Last week I had a great conversation with friend and marketing guru Tim Phelan (https://www.linkedin.com/in/timphelan10/). He helped give me some clarity on several ideas I have bouncing around inside my cavernous melon.
For example, a few weeks ago I made a post that science shows that we get ‘dumber’ when we try to multitask. We think it’s helping to get more done, but in fact we get less accomplished, make more mistakes and lower our creativity. Further, it contributes to the frustration of feeling like we didn’t get enough accomplished again today. I have struggled with this and I am making a concerted effort to try and stay on task and not get distracted by ‘squirrel’!
I bring this up as I have noticed a recurring theme in many of my coaching calls recently where clients want to Get More Done. In other words - Better Time Management. Many people feel as though they have to increasingly do more with less.
A concept that I use in training and coaching, Living Above the Line, points us in a direction that can help. Here is one example:
As a leader, think about a typical day. How often do you have peers and/or people on your team popping in to see you to ask a question, get clarification or complain about something that ‘isn’t working’? Do you typically have the answer……and give it to them? Or tell them how to fix it?
Are you the ‘answer’ person on your team or in your company? The go-to person that almost everyone comes to for answers because of your education, training and experience? Feels good to help people and be the one they come to for answers, right?
Well STOP IT!
Yah seriously, stop doing that. At least stop doing it so often. As long as you always give them the answers, they’ll keep interrupting your day. Think about it – how often does the person asking the question probably already know the answer? Or, how often with a little help, they could go and figure it out themselves? Additionally, how often are they simply wanting to bitch about somebody or something?
While it’s helpful to vent, we need to move the conversation to a positive place or outcome.
We need to get, you, and them, Living Above the Line. This is all about your frame of mind, your approach or perspective. For example, what may happen if you said to them something like:
“What do YOU think we should do to fix this”?
“How do YOU suggest we move forward”
Imagine all the different and good things that can happen from this. First, you are creating the environment where they come with problems AND solutions; or at least ideas.
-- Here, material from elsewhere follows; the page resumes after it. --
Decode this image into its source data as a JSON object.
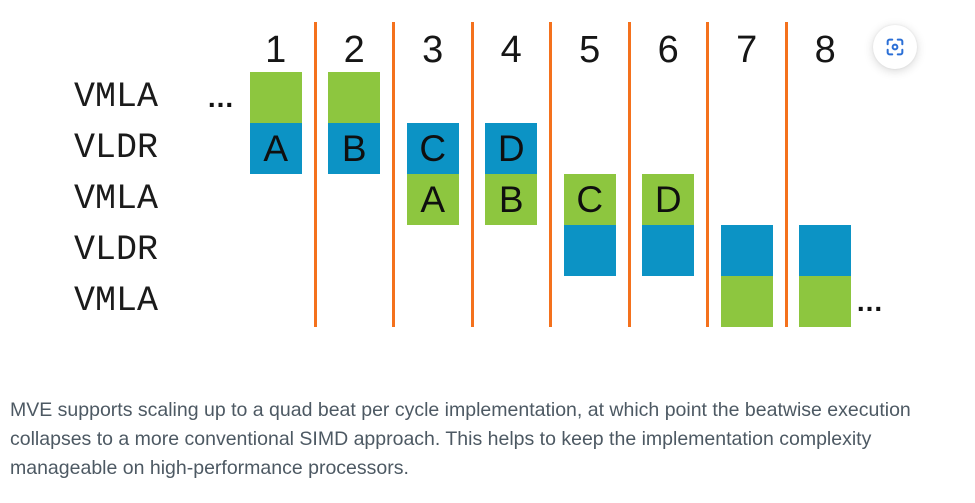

Second, they will eventually start to figure these things out on their own and come to you less and less. From a time-management perspective, imagine this: a team that is, eventually over time, more confident, more engaged and independent. Would this future team come to you less often for answers. Can that save you 30 minutes a day? An hour? More?
Many of my coaching clients have found that getting better, even incrementally over time, at Living Above the Line, has many benefits, including giving themselves more time to work on their own work. Some even spend less time fighting fires, dealing with other people’s problem and being less task focused and (gasp) more working on big picture strategic initiatives.
Sounds awesome right?
Stop having ALL of the answers ALL of the time. Identify the appropriate opportunities in your day to help someone answer their own questions or find their own answers (good leadership right!). Besides being good for them, it will also help you gain some time during your day.